As negociações entre a Odebrecht e a força-tarefa tiveram início em fevereiro. De lá para cá foram realizadas nove reuniões entre advogados da empreiteira e os procuradores. As primeiras duas reuniões foram “duríssimas”, as partes não se entendiam.

Algumas reuniões ocorreram por videoconferência. Delas participaram procuradores da República de Curitiba, base da Lava Jato, do Rio e de Brasília, estes da Procuradoria-Geral da República, da equipe de Rodrigo Janot.

No início houve muita resistência das partes envolvidas na negociação, inclusive dentro da própria companhia.
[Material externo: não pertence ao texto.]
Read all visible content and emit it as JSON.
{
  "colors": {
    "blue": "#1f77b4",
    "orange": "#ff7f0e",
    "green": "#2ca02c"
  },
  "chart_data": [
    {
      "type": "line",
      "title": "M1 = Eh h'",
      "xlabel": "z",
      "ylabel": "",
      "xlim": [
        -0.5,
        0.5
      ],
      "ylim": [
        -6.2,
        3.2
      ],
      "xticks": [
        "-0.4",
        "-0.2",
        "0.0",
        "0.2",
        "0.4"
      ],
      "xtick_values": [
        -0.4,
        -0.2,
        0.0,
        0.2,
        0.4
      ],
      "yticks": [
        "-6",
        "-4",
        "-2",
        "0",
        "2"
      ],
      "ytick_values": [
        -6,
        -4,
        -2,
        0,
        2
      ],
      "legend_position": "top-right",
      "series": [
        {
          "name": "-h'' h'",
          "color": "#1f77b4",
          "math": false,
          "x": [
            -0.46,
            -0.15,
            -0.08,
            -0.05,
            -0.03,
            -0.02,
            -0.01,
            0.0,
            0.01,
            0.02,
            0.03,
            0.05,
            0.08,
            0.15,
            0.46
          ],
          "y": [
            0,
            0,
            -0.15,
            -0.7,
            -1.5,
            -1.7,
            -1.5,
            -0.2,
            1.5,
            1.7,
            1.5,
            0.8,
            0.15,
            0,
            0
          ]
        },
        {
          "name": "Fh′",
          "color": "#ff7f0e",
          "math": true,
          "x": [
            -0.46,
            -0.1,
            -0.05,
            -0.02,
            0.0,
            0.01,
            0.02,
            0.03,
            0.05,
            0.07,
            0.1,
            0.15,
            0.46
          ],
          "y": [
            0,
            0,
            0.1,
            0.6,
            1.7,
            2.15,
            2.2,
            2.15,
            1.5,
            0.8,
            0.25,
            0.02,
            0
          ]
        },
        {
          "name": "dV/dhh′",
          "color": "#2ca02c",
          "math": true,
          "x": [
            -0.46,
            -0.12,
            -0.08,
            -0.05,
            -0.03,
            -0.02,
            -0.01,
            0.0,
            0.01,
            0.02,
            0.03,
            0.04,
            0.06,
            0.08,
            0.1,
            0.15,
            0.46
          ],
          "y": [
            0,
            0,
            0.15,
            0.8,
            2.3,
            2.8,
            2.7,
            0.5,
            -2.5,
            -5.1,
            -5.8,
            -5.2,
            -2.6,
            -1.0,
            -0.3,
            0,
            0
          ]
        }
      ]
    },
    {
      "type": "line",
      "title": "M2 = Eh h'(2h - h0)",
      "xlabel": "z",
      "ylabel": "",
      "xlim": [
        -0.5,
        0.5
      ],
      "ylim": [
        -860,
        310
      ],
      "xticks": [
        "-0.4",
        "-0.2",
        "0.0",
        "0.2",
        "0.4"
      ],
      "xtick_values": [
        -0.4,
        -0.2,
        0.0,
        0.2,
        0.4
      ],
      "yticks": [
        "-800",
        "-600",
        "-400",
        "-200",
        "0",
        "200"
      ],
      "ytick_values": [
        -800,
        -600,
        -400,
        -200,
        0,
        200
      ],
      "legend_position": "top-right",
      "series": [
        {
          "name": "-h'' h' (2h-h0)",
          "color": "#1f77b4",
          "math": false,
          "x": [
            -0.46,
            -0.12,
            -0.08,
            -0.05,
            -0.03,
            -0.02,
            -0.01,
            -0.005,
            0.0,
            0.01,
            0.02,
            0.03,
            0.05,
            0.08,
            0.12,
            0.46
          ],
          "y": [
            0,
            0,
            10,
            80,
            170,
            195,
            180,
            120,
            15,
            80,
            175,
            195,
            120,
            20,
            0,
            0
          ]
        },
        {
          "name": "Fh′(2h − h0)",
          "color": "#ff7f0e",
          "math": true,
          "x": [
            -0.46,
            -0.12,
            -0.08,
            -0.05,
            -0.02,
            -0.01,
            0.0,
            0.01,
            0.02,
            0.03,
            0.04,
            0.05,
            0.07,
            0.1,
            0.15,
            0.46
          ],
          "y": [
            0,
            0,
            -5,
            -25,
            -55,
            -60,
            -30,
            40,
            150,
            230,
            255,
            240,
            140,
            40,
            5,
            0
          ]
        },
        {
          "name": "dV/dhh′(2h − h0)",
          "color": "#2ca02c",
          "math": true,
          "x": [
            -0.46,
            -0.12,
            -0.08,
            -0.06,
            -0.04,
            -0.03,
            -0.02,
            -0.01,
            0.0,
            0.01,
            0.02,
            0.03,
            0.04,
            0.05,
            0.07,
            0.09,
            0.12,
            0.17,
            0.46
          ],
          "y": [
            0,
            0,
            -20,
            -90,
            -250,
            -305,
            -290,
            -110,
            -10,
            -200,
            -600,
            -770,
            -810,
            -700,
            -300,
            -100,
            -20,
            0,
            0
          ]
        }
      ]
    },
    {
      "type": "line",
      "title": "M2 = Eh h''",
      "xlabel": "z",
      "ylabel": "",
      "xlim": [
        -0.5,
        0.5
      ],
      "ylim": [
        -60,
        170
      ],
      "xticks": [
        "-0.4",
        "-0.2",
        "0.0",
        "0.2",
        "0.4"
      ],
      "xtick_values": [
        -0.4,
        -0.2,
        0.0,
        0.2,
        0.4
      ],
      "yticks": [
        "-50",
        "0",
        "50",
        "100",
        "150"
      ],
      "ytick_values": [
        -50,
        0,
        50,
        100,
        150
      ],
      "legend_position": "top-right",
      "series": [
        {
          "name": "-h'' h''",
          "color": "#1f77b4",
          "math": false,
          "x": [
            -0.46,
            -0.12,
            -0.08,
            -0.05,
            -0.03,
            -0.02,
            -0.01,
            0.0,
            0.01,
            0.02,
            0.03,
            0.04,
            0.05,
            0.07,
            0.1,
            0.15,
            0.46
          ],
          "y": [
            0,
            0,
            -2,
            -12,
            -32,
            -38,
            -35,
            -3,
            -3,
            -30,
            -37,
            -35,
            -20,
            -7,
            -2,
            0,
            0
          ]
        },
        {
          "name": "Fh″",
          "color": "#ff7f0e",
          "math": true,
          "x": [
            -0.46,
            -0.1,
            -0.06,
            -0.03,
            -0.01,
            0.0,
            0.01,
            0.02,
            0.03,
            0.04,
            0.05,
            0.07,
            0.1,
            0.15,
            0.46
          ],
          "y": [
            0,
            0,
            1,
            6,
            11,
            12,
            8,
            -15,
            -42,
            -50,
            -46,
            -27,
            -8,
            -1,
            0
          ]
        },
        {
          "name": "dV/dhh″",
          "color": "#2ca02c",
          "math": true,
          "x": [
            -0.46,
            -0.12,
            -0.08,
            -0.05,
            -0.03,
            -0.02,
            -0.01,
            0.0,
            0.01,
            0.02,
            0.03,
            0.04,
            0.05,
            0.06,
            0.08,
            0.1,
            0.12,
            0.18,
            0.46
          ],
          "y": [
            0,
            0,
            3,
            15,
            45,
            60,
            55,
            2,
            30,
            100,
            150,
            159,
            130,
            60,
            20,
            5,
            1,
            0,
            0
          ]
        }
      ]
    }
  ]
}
Marcelo Odebrecht e nem qualquer outro executivo participou de reuniões com os procuradores. Ele ainda não sentou à mesa com a força-tarefa da Lava Jato em nenhuma oportunidade. O empresário está preso no Complexo Médico Penal de Pinhais, na região metropolitana de Curitiba.

O avanço do processo de delação não reflete nas ações penais contra Marcelo Odebrecht e os outros executivos da companhia. Os processos seguem seu rumo natural, até porque existe a possibilidade de, ao final das negociações, a Procuradoria da República ou a própria empreiteira não aceitarem os termos.

A reportagem procurou o criminalista Téo Dias, que integra o núcleo de defesa da Odebrecht, mas ele não se manifestou sob alegação de que impedimento legal não o autoriza a fazer comentários sobre as negociações.